Calling the `find_intersecting_subject_concepts()` function with any two subjects will return a counter of the most common concepts found on the works which are tagged with both subjects.

In [33]:
find_intersecting_subject_concepts("Europe", "United States")

  0%|          | 0/2523 [00:00<?, ?it/s]

  0%|          | 0/8312 [00:00<?, ?it/s]

[('United States', 94),
 ('Europe', 94),
 ('history', 79),
 ('History', 20),
 ('legislation & jurisprudence', 8),
 ('Great Britain', 7),
 ('19th century', 7),
 ('20th century', 7),
 ('19th-20th centuries', 7),
 ('Research', 6),
 ('Psychoanalysis', 5),
 ('Canada', 5),
 ('Biotechnology', 5),
 ('Science', 5),
 ('Fashion', 4),
 ('Feeding and Eating Disorders', 4),
 ('Sociology', 4),
 ('Patents as Topic', 4),
 ('Drug Industry', 4),
 ('Education, Higher', 4)]

In [34]:
find_intersecting_subject_concepts("Vomiting", "Witchcraft")

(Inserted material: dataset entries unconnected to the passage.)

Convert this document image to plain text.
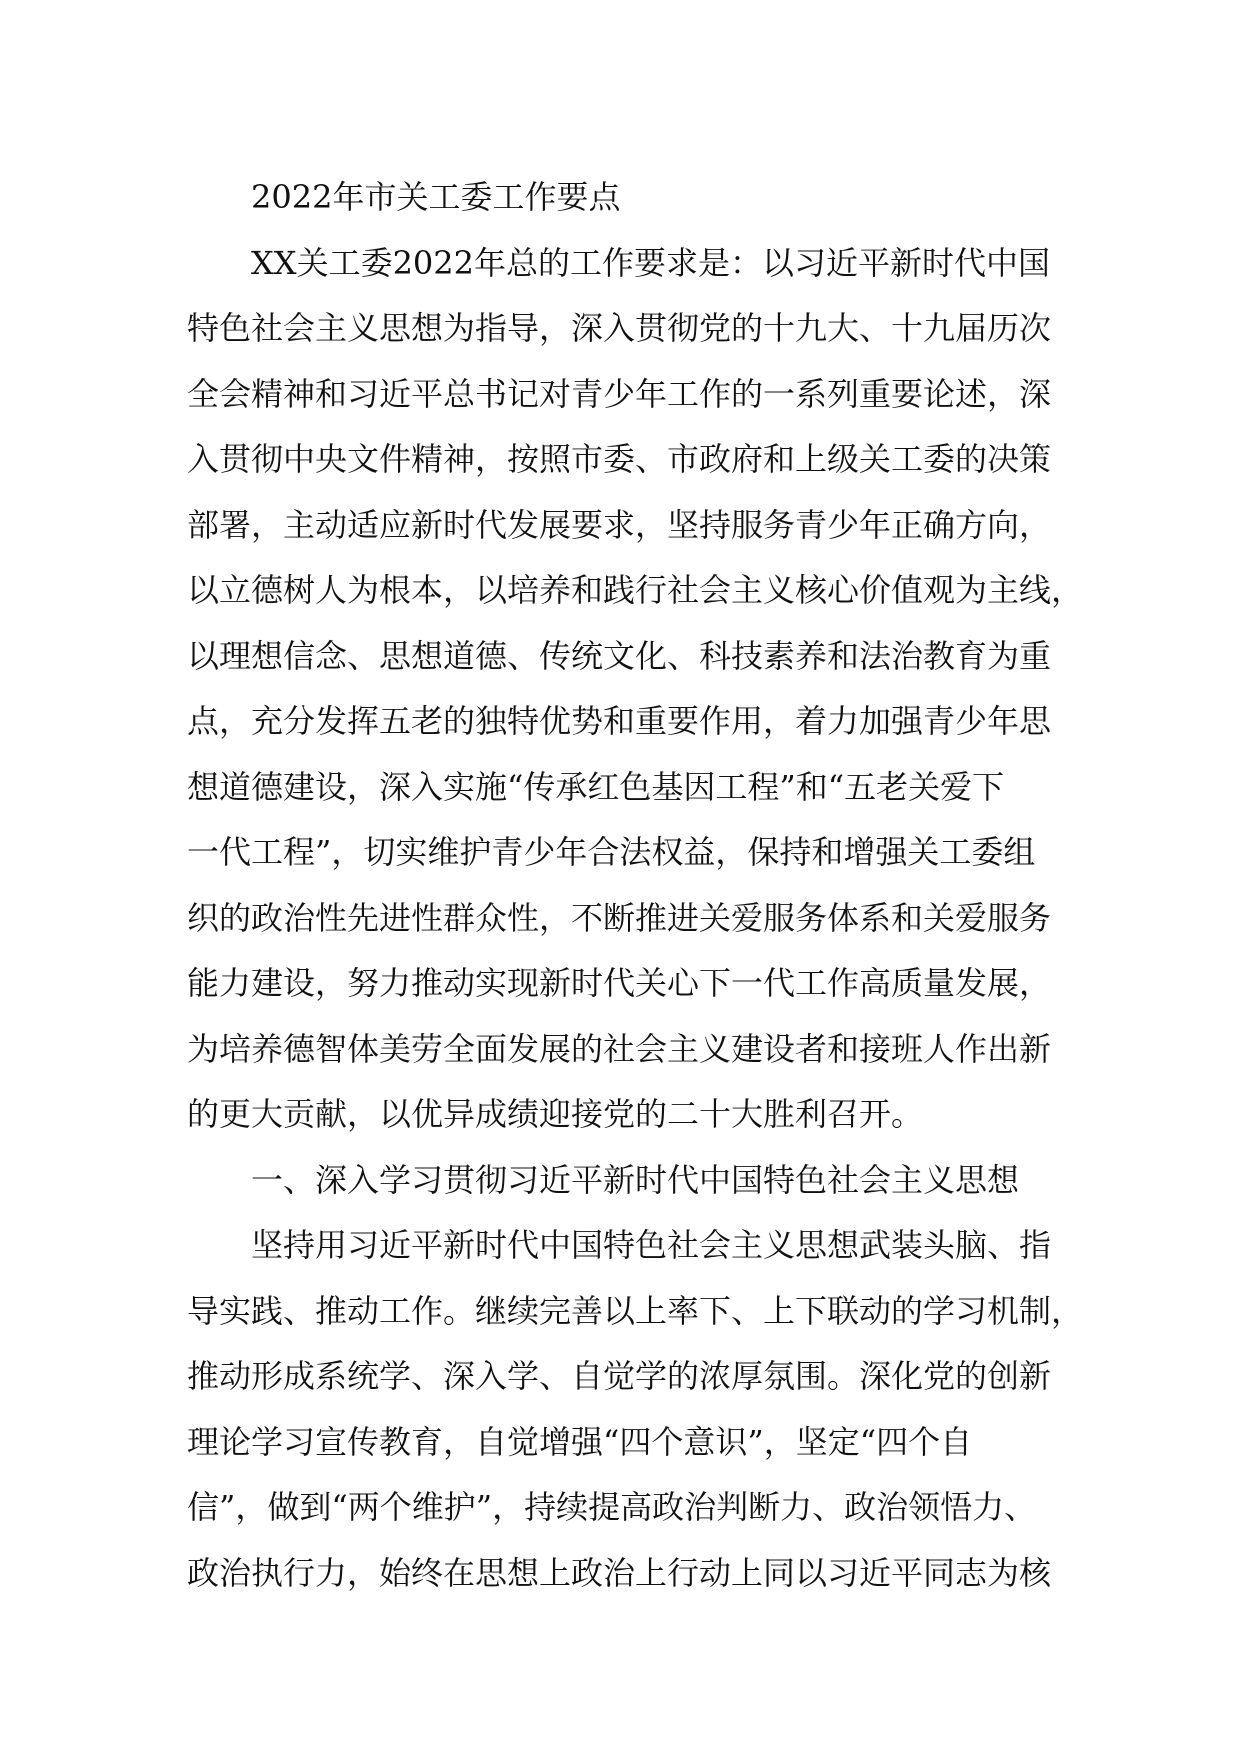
2022年市关工委工作要点
XX关工委2022年总的工作要求是：以习近平新时代中国
特色社会主义思想为指导，深入贯彻党的十九大、十九届历次
全会精神和习近平总书记对青少年工作的一系列重要论述，深
入贯彻中央文件精神，按照市委、市政府和上级关工委的决策
部署，主动适应新时代发展要求，坚持服务青少年正确方向，
以立德树人为根本，以培养和践行社会主义核心价值观为主线，
以理想信念、思想道德、传统文化、科技素养和法治教育为重
点，充分发挥五老的独特优势和重要作用，着力加强青少年思
想道德建设，深入实施“传承红色基因工程”和“五老关爱下
一代工程”，切实维护青少年合法权益，保持和增强关工委组
织的政治性先进性群众性，不断推进关爱服务体系和关爱服务
能力建设，努力推动实现新时代关心下一代工作高质量发展，
为培养德智体美劳全面发展的社会主义建设者和接班人作出新
的更大贡献，以优异成绩迎接党的二十大胜利召开。
一、深入学习贯彻习近平新时代中国特色社会主义思想
坚持用习近平新时代中国特色社会主义思想武装头脑、指
导实践、推动工作。继续完善以上率下、上下联动的学习机制，
推动形成系统学、深入学、自觉学的浓厚氛围。深化党的创新
理论学习宣传教育，自觉增强“四个意识”，坚定“四个自
信”，做到“两个维护”，持续提高政治判断力、政治领悟力、
政治执行力，始终在思想上政治上行动上同以习近平同志为核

  0%|          | 0/90 [00:00<?, ?it/s]

  0%|          | 0/391 [00:00<?, ?it/s]

[('Witchcraft', 2),
 ('Vomiting', 2),
 ('Costume', 2),
 ('Magic', 1),
 ('Demonology', 1),
 ('Devil', 1),
 ('Toilets', 1),
 ('Kings and rulers', 1),
 ('Enema', 1),
 ('Medicine', 1),
 ('Early works to 1800', 1),
 ('Viziers', 1),
 ('Phlebotomy', 1),
 ('Wine', 1),
 ('Physiological effect', 1),
 ('Pulse', 1),
 ('Measurement', 1),
 ('Urine', 1),
 ('Examination', 1),
 ('Woolen and worsted spinning', 1)]

## Exercises

1. Try running the function with different subjects. Use the API to find two subjects which appear on a few hundred or a few thousand works, and see if you can find the most common concepts which appear on both of them.
2. Adapt the code to compare an arbitrary number of subjects, rather than just two.